El caso de Vietnam es digno de estudiarse imparcialmente, en tanto que después de los desastres derivados de la espantosa guerra regional, en vez de decaer en terribles lamentaciones y xenofobias, se pusieron a trabajar, a reconstruir su país y a abrirse a los mercados internacionales, con un crecimiento económico promedio que oscila entre el ocho y el seis por ciento anual, reduciendo la pobreza extraordinariamente, análogo al caso de China Popular, en las últimas cuatro décadas. Quizás algo tenga que ver en ello la poesía tranquila de Ho Chi Minh, misma que nunca estuvo recargada de odio, y que releo de cuando en cuando. Otro ejemplo análogo interesante es el de Singapur, un país insular con cuatro religiones, que padeció calamidades derivadas de la “Segunda Guerra Mundial”, y que hoy brilla entre las pequeñas naciones capitalistas desarrolladas del mundo, a pesar de que en mi fuero interno me provocó incomodidad el tipo de personalidad autoritaria que se desprendió de su jefe fundador: Lee Kuan Yew.

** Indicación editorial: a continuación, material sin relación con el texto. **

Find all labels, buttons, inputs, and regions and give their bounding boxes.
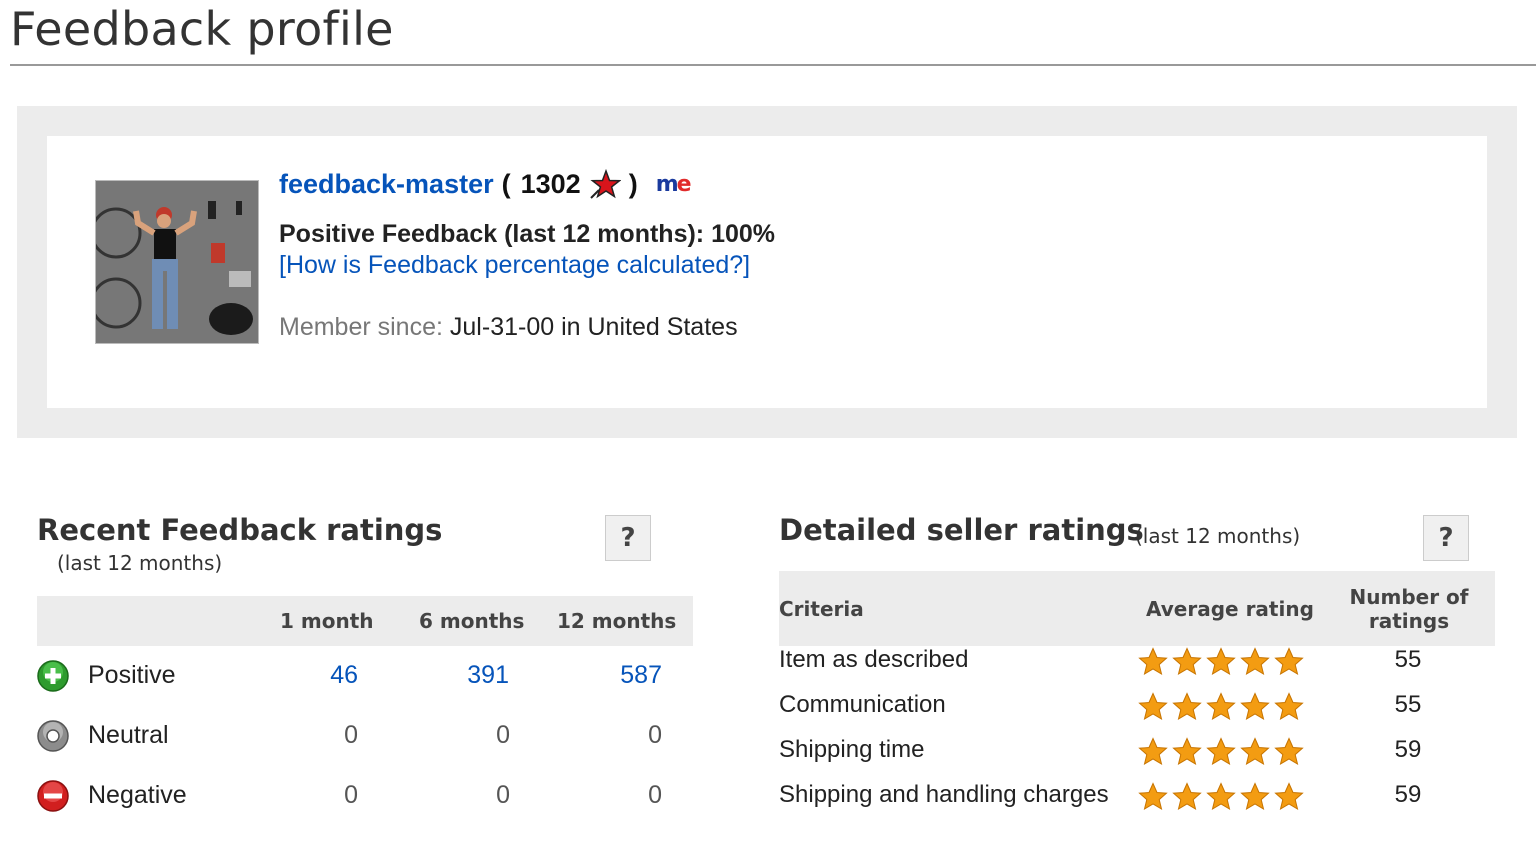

Dadas las actuales circunstancias es harto difícil rehabilitar la alegría de existir que merecen todos los seres humanos, al margen de los estratos sociales y de los credos de los cuales provengan. No hablo de la felicidad suprema, en tanto que ésta es un cúmulo de dichas que colindan con la mera utopía. Hablo del simple deseo de continuar viviendo y respirando; de poseer esperanzas e ilusiones; lo mismo que un techo digno bajo el cual guarecerse en los días y en las noche inclementes; con ingresos monetarios estables y accesibilidad a los servicios médicos; con las respectivas vacaciones y la oportunidad espléndida de leer buenos libros de diversas proyecciones intelectuales, tal como debe ser en sociedades que aspiran a un desarrollo integral, según lo han sugerido varios autores, incluyendo al mismo “Barbudo de Tréveris”.

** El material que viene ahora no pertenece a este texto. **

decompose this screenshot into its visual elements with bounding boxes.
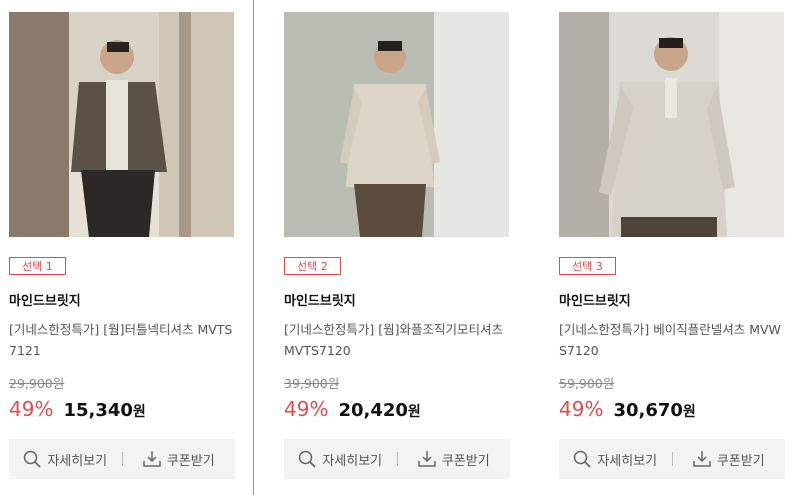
sale-price: 15,340 <box>63 400 133 421</box>
original-price: 59,900원 <box>559 376 615 391</box>
product-photo <box>284 12 509 237</box>
coupon-label: 쿠폰받기 <box>716 453 765 469</box>
original-price: 39,900원 <box>284 376 340 391</box>
brand-name: 마인드브릿지 <box>9 294 81 309</box>
coupon-label: 쿠폰받기 <box>166 453 215 469</box>
product-photo <box>559 12 784 237</box>
detail-button[interactable]: 자세히보기 <box>284 450 397 469</box>
product-grid: 선택 1 마인드브릿지 [기네스한정특가] [웜]터틀넥티셔츠 MVTS7121… <box>0 0 795 495</box>
search-icon <box>24 450 41 468</box>
product-title[interactable]: [기네스한정특가] 베이직플란넬셔츠 MVWS7120 <box>559 319 787 361</box>
original-price: 29,900원 <box>9 376 65 391</box>
sale-price: 20,420 <box>338 400 408 421</box>
download-icon <box>418 451 436 467</box>
currency-unit: 원 <box>682 404 696 420</box>
search-icon <box>299 450 316 468</box>
detail-button[interactable]: 자세히보기 <box>9 450 122 469</box>
detail-label: 자세히보기 <box>597 453 658 469</box>
product-image[interactable] <box>9 12 234 237</box>
coupon-button[interactable]: 쿠폰받기 <box>123 450 236 469</box>
currency-unit: 원 <box>132 404 146 420</box>
product-title[interactable]: [기네스한정특가] [웜]터틀넥티셔츠 MVTS7121 <box>9 319 237 361</box>
product-image[interactable] <box>559 12 784 237</box>
price-row: 49% 15,340원 <box>9 397 146 421</box>
product-card-3[interactable]: 선택 3 마인드브릿지 [기네스한정특가] 베이직플란넬셔츠 MVWS7120 … <box>559 0 795 495</box>
product-card-1[interactable]: 선택 1 마인드브릿지 [기네스한정특가] [웜]터틀넥티셔츠 MVTS7121… <box>9 0 249 495</box>
action-bar: 자세히보기 쿠폰받기 <box>9 439 235 479</box>
search-icon <box>574 450 591 468</box>
discount-rate: 49% <box>9 397 54 421</box>
column-divider <box>253 0 254 495</box>
detail-label: 자세히보기 <box>322 453 383 469</box>
product-photo <box>9 12 234 237</box>
option-badge: 선택 2 <box>284 257 341 275</box>
coupon-label: 쿠폰받기 <box>441 453 490 469</box>
product-image[interactable] <box>284 12 509 237</box>
brand-name: 마인드브릿지 <box>559 294 631 309</box>
coupon-button[interactable]: 쿠폰받기 <box>673 450 786 469</box>
action-bar: 자세히보기 쿠폰받기 <box>559 439 785 479</box>
coupon-button[interactable]: 쿠폰받기 <box>398 450 511 469</box>
discount-rate: 49% <box>284 397 329 421</box>
price-row: 49% 30,670원 <box>559 397 696 421</box>
detail-label: 자세히보기 <box>47 453 108 469</box>
option-badge: 선택 3 <box>559 257 616 275</box>
discount-rate: 49% <box>559 397 604 421</box>
product-title[interactable]: [기네스한정특가] [웜]와플조직기모티셔츠 MVTS7120 <box>284 319 512 361</box>
detail-button[interactable]: 자세히보기 <box>559 450 672 469</box>
brand-name: 마인드브릿지 <box>284 294 356 309</box>
price-row: 49% 20,420원 <box>284 397 421 421</box>
option-badge: 선택 1 <box>9 257 66 275</box>
sale-price: 30,670 <box>613 400 683 421</box>
download-icon <box>143 451 161 467</box>
download-icon <box>693 451 711 467</box>
action-bar: 자세히보기 쿠폰받기 <box>284 439 510 479</box>
currency-unit: 원 <box>407 404 421 420</box>
product-card-2[interactable]: 선택 2 마인드브릿지 [기네스한정특가] [웜]와플조직기모티셔츠 MVTS7… <box>284 0 524 495</box>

Creo que el filósofo francés Jean-Paul Sartre (la memoria podría traicionarme) fue quien propuso que en la apariencia se encuentra la esencia. Aunque disiento de la consistencia final de tal postulado, la verdad es que hay una relación categorial innegable, directa e indirecta, entre la esencia y la apariencia, aun cuando sean cosas diferentes, como el ser y los modos accidentales del ser, de acuerdo con Aristóteles.

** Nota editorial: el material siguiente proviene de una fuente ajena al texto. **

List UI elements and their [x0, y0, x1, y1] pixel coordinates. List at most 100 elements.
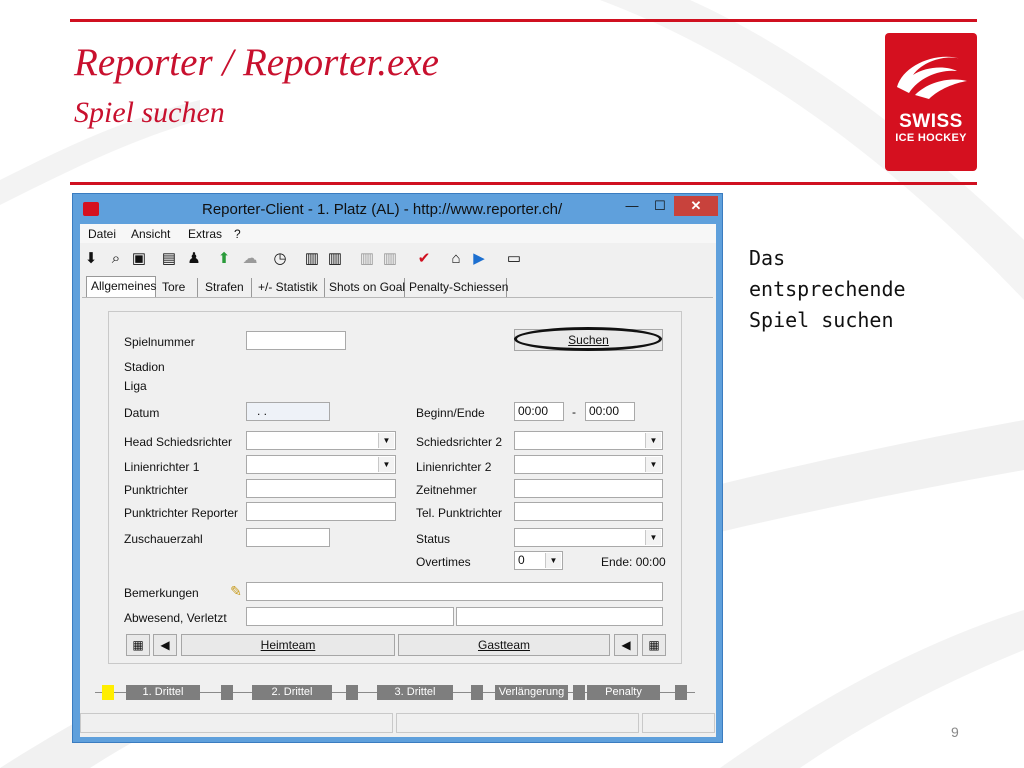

Según mi limitado juicio, los pueblos que aparentan desdicha, es que en el fondo son desdichados. Ahora mismo lo percibimos con las crisis humanitarias ligadas a las grandes migraciones como pocas veces se había visto en la “Historia”. Por otro lado, los pueblos desdichados que aparentan felicidad, es para consumo de los turistas.